President Trump has made several less than stellar Cabinet appointments. Scott Pruitt was an expert deregulator who did good work at the Environmental Protection Agency, but he splurged government money on travel and other expenses, and was eventually compelled to resign. Tom Price seemed a smart choice to head the Department of Health and Human Services — he is, after all, a doctor, and presumed to be familiar with health care policy — but he too had expensive tastes, and indulged them at government expense. He too was forced to resign.

But the president hit it out of the park with his selection of attorney general. Jeff Sessions, a U.S. senator from Alabama and a former U.S. attorney, had the right combination of administrative competence, ideological harmony with the president, and deep personal integrity, was the right man to lead the U.S. Justice Department. The liberal establishment’s howls of protest when he was appointed further indicated his fitness for the job.

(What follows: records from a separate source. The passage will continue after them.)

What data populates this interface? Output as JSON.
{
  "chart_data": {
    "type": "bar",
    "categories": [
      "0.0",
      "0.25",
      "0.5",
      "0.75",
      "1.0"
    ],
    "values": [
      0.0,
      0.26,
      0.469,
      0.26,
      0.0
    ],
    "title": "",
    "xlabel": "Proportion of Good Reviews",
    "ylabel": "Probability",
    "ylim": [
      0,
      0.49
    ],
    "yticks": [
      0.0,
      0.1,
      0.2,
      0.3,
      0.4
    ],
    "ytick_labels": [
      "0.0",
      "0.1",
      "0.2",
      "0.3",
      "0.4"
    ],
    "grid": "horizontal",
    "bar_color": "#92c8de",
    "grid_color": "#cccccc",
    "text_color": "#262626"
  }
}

That’s why it’s a puzzle that the president has so often publicly berated Mr. Sessions, typically using his Twitter account, his favorite method of communication. Mr. Sessions was Trump before Trump was Trump. When Mr. Trump was flirting with fashionable Manhattan liberalism, at one point suggesting that Mitt Romney lost the presidential election in 2012 because he was too tough on illegal immigration, Mr. Sessions held the line on the rule of law, on no issue more so than immigration.



As a senator, he co-sponsored legislation that would have made E-Verify, a system used by employers to check whether their would-be hires had a legal right to be in the country, mandatory. He voted against the DREAM Act, which would have given amnesty to illegal immigrants who entered the country as minors. He voted repeatedly against sanctuary cities and for tougher border security. He even voted against “chain migration,” which its proponents inaccurately call “family unification.”

Through the years 2015 and 2016, Mr. Sessions, then a member of the Senate, displayed unwavering loyalty to Candidate Trump. In August 2015, when much of the media and the Republican establishment regarded him as a bad joke, Mr. Sessions appeared at a Trump rally in Mobile wearing a red baseball cop proclaiming “Make America Great Again.” This was all but a formal endorsement, and an early one at that. Mr. Sessions stayed with him throughout the 2016 campaign, delivering a speech for him at the Republican National Convention in Cleveland.

Since his confirmation as attorney general, Mr. Sessions has stayed similarly steady. He has toughened asylum rules and ramped up immigration prosecution. Normally, with an economy as healthy as ours, illegal migration would be sending the illegals across the border at record numbers. It isn’t, and that’s thanks largely to the measures that the attorney general has put in place. Mr. Sessions’ tenure was all the more refreshing after the pathetic performance of Loretta Lynch.

Yet for all that, for helping to implement one of Mr. Trump’s most important campaign promises, the president has never publicly thanked him nor said a particularly kind word about him. The president has belittled him as “weak” and sundry other insults. In an interview last week with The Hill newspaper, the president complained that “I don’t have an attorney general.”

Mr. Trump’s ire at Mr. Sessions stems from his decision to recuse himself from the Russian collusion probe. Mr. Sessions had no choice, because he had worked closely with Mr. Trump’s campaign; it would have presented a conflict of interest had he stayed involved. Still, the president continues to attack him for that, recently tweeting that “the Russian Witch Hunt Hoax continues, all because Jeff Sessions didn’t tell me he was going to recuse himself I would have quickly picked someone else. So much time and money wasted, so many lives ruined and Sessions knew better than most that there was No Collusion!” He told television interviewers that same thing, that had he known Mr. Sessions would recuse himself, he would not have picked him for attorney general.

We sympathize with Mr. Trump’s complaints about the Russia investigation, the oldest established permanently floating crap game in Washington. Robert Mueller should wrap it up and get a new client. Mr. Sessions deserves either a pink slip or the support of the president who appointed him. The attorney general serves at the pleasure of the president. The president’s complaint only makes the president himself look weak and small. Mr. Trump can get a new attorney general any day he chooses.